La mejor herencia, sus libros

Cuando ni siquiera acariciaba la idea de dedicarme al periodismo, pues estaba terminando un bachillerato técnico en electricidad en la vocacional 3 del Instituto Politécnico Nacional y mi plan era seguir en arquitectura, escuché por primera vez hablar del libro Los presidentes, de Julio Scherer.

Trabajaba como secretaria en la Dirección de Asuntos Culturales de la Secretaría de Relaciones Exteriores, y varios compañeros recomendaban su lectura pues develaba los vicios del presidencialismo en México.

Pocos meses más tarde cambié finalmente mi vocación. Mi opción más viable en ese momento fue la carrera de Ciencias de la Comunicación en la Universidad Autónoma Metropolitana- Xochimilco. Ahí fue cuando, por fin, leí Los presidentes, que junto con Los periodistas y Talacha periodística, estos últimos de Vicente Leñero, era libro de texto obligado en la clase de periodismo que nos impartió Felipe Gálvez, colaborador de Proceso.

Ni siquiera fue mi propio libro, tuvo que prestármelo un compañero, lo cual no menoscabó mi interés.

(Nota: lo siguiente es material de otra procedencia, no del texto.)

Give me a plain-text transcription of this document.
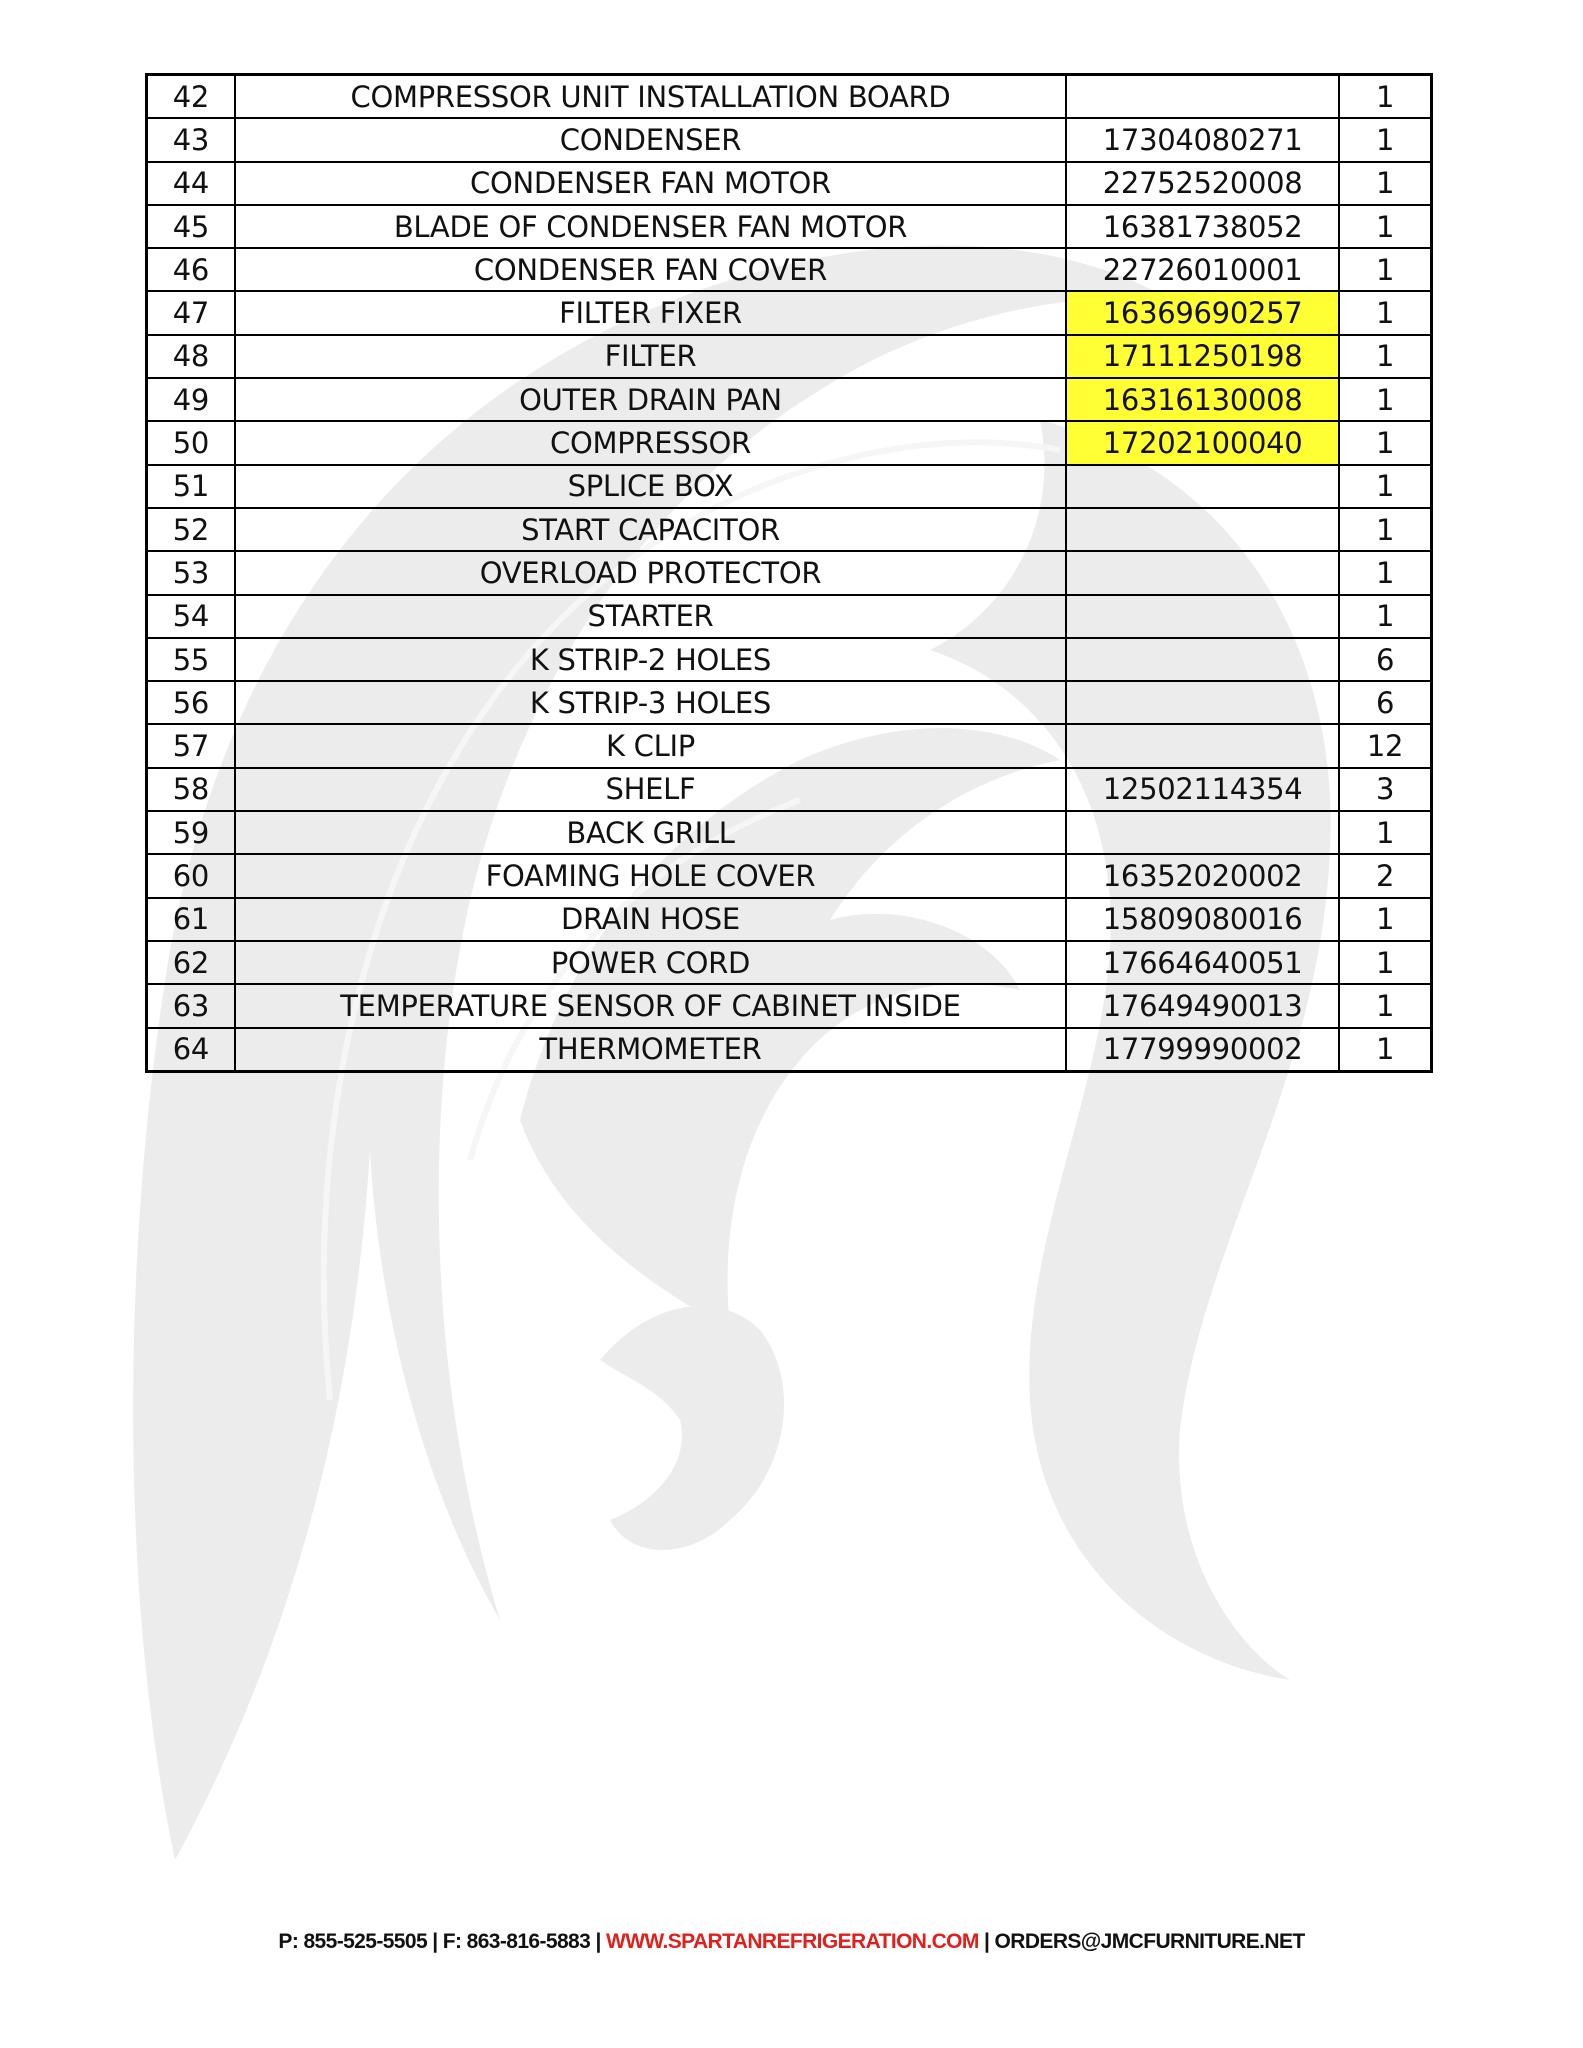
42	COMPRESSOR UNIT INSTALLATION BOARD		1
43	CONDENSER	17304080271	1
44	CONDENSER FAN MOTOR	22752520008	1
45	BLADE OF CONDENSER FAN MOTOR	16381738052	1
46	CONDENSER FAN COVER	22726010001	1
47	FILTER FIXER	16369690257	1
48	FILTER	17111250198	1
49	OUTER DRAIN PAN	16316130008	1
50	COMPRESSOR	17202100040	1
51	SPLICE BOX		1
52	START CAPACITOR		1
53	OVERLOAD PROTECTOR		1
54	STARTER		1
55	K STRIP-2 HOLES		6
56	K STRIP-3 HOLES		6
57	K CLIP		12
58	SHELF	12502114354	3
59	BACK GRILL		1
60	FOAMING HOLE COVER	16352020002	2
61	DRAIN HOSE	15809080016	1
62	POWER CORD	17664640051	1
63	TEMPERATURE SENSOR OF CABINET INSIDE	17649490013	1
64	THERMOMETER	17799990002	1
P: 855-525-5505 | F: 863-816-5883 | WWW.SPARTANREFRIGERATION.COM | ORDERS@JMCFURNITURE.NET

Cuando en 1990 apareció El poder: historias de familia, en Grijalbo, me estrenaba como reportera en las oficinas de Comunicación Social del Consejo Nacional para la Cultura y las Artes, que presidía Víctor Flores Olea. Un amigo llamado Fausto me llevó el libro con la recomendación de que no debía perdérmelo pues también revelaba los vicios y corrupciones del sistema político mexicano y su relación con la prensa.

Durante días comentábamos mis avances en la lectura. Aunque era un libro breve, yo escribía entonces mi tesis para titularme en la UAM y no podía dedicarle todo el tiempo que hubiera deseado. Fausto y yo repasábamos fragmentos del libro y repetíamos algunas frases que nos habían gustado, entre bromas, pero una en particular nos caló hondo: Aquella con la cual Everardo Espino aportó a Julio Scherer las pruebas de los sobornos a periodistas en el sexenio de José López Portillo:

“Ahí le dejo esas cajas (…) Haga con ellas lo que le parezca.”

Por meses, cada vez que archivábamos algún documento que nos había servido para hacer los boletines de prensa del Conaculta, reíamos y repetíamos:

“Hay que hacerlo con cuidado, qué tal que un día lleguemos con Scherer y le digamos: ‘Ahí le dejo esas cajas…’.”

Lo cierto es que nada en nuestra labor cotidiana tenía el peso de lo publicado en Historias de familia. Nuestra materia de trabajo del día eran los programas de conciertos de la Orquesta Sinfónica Nacional, las funciones de teatro, las listas de obra de las exposiciones plásticas o alguno que otro hallazgo arqueológico.

Tras un breve periodo en un par de empleos, volví a ser reportera del Conaculta y quiso la suerte que años más tarde Roberto Ponce se interesara por mi trabajo, casi anónimo entonces, y me buscara para sugerirme un encuentro con Armando Ponce, editor de Cultura. Así llegué a Proceso en 1999.

Debe haber sido algo tan natural que ni siquiera recuerdo mi primer encuentro con Julio Scherer. Mi timidez (aunque parezca absurda en una reportera), me hacía saludarlo apenas con un “buenos días” y una sonrisa discreta, cuando visitaba la redacción. Él, siempre obsequioso con las mujeres, me jalaba para darme un beso en la mejilla o tras una caravana besaba mi mano al tiempo que cruzaba sus ojos azules con los míos.

No volví a leer libros de él prestados. Siempre se ocupó de hacernos llegar sus nuevas publicaciones hasta nuestros escritorios a través de Ángeles Morales, asistente de la dirección de Proceso. Así recibí, entre otros, Pinochet. Vivir matando, en el que da detalle de las atrocidades del dictador chileno; Vivir, que es parte de su autobiografía; y La pareja, acerca de Martha Sahagún y Vicente Fox.

Recuerdo especialmente la emoción con la que recibí la bella edición que el Fondo de Cultura Económica hizo de El indio que mató al padre Pro con la dedicatoria:

“Judith: Me encanta que seamos compañeros. Julio. Mayo/2005.”